Before you can successfully create a pipeline in OpenShift AI, you must configure a pipeline server. This process is very straight forward. You need to have

  1. A Workbench
  2. Cluster storage for the workbench
  3. A Data Connection

Pipeline Servers

UI - Pipeline Server

In The OpenShift AI UI, navigate to Data Science Projects --> <your project>.

dsp

Once you have selected the desired project, you will see the requisite objects (Workbenches, Cluster Storage, Data Conenctions etc)

pipeline_server

Select Configure Pipeline Server.
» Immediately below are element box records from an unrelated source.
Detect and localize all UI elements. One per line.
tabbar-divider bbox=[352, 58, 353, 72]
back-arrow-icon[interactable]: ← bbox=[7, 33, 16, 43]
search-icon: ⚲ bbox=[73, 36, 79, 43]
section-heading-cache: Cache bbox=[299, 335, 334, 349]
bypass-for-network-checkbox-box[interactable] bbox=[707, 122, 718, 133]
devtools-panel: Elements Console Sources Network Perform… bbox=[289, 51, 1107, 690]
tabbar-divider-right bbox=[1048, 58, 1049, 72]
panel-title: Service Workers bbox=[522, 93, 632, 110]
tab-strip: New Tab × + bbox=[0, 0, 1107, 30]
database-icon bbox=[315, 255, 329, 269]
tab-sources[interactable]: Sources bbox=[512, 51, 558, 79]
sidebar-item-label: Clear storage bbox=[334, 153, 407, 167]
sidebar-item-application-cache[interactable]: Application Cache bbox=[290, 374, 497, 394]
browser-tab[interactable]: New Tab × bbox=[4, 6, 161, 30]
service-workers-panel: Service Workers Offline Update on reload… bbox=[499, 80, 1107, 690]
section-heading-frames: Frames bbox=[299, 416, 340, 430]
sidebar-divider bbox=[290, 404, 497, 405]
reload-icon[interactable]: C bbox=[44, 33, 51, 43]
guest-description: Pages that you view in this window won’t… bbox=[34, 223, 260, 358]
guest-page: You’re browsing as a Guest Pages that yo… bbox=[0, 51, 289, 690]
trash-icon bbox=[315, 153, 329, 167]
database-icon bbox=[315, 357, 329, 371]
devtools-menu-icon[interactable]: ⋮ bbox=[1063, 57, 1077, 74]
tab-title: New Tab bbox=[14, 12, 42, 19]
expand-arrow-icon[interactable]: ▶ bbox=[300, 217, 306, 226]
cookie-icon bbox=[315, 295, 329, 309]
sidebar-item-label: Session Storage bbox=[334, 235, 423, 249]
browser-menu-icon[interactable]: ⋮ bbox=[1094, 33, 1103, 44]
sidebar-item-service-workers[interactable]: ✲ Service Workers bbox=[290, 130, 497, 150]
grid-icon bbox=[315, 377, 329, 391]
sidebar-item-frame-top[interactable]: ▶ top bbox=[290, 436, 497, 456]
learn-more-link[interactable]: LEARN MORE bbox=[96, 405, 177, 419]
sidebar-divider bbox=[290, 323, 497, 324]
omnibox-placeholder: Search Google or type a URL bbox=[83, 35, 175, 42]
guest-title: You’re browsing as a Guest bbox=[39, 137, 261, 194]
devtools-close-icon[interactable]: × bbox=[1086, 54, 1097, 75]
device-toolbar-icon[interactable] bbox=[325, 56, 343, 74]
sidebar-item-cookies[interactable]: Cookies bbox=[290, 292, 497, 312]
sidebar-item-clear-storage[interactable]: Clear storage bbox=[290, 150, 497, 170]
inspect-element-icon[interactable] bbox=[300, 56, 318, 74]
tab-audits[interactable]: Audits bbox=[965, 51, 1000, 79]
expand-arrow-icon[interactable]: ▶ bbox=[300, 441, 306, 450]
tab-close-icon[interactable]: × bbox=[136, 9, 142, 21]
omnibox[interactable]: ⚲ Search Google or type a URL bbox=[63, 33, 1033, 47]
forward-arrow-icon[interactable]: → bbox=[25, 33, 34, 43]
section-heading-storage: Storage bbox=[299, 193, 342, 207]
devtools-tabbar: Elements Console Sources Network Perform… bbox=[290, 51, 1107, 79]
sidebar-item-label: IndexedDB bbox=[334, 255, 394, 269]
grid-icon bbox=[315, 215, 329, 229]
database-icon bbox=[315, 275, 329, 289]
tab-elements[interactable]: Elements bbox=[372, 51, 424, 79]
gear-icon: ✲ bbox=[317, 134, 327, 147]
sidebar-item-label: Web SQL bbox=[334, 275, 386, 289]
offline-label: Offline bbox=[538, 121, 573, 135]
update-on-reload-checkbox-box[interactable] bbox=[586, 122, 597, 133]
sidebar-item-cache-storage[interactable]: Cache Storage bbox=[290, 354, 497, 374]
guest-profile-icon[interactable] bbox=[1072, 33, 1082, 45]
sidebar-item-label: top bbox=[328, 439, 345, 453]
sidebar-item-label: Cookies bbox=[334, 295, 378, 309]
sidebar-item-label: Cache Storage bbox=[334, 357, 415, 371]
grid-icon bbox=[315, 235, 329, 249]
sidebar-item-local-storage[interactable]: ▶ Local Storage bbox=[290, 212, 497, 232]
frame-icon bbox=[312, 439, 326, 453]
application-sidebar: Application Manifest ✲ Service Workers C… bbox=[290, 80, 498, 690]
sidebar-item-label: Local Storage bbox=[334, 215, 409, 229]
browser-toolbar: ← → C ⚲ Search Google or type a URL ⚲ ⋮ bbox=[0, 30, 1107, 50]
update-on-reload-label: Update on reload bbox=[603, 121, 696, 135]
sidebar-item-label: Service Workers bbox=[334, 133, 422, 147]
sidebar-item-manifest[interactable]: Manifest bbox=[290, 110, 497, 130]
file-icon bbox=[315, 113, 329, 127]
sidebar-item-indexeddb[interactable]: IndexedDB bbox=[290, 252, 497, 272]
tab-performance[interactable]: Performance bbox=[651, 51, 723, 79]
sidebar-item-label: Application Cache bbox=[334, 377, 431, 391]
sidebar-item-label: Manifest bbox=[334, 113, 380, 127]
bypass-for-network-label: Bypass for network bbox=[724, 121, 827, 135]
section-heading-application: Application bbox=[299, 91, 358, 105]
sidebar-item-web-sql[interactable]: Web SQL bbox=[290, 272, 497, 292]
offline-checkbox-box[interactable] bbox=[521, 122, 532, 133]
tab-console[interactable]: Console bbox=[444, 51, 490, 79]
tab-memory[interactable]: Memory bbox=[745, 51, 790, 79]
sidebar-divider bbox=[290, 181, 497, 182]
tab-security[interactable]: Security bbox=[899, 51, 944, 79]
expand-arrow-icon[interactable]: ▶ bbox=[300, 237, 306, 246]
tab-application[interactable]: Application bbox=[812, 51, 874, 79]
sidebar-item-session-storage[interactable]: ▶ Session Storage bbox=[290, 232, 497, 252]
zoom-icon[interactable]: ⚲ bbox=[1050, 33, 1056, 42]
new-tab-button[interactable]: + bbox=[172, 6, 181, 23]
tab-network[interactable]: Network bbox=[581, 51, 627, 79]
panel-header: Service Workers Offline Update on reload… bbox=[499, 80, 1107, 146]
You will be greated with the option of inputting your Data Connection details.

pipeline_server_options

Alternatively, you can click the the key icon and populate the form with any Data Connection available in the project:

pipeline_prepopulate

Once this is complete, the UI will not show any pipelines. However, the Import Pipeline button will now be available where it was greyed out before:

pipeline_import

At this point the cluster will have created 4 deployments in your Data Science Project

ds-pipeline-persistenceagent-pipelines-definition
ds-pipeline-pipelines-definition                 
ds-pipeline-scheduledworkflow-pipelines-definition
mariadb-pipelines-definition  

OpenShift AI is now ready to handle AI pipelines.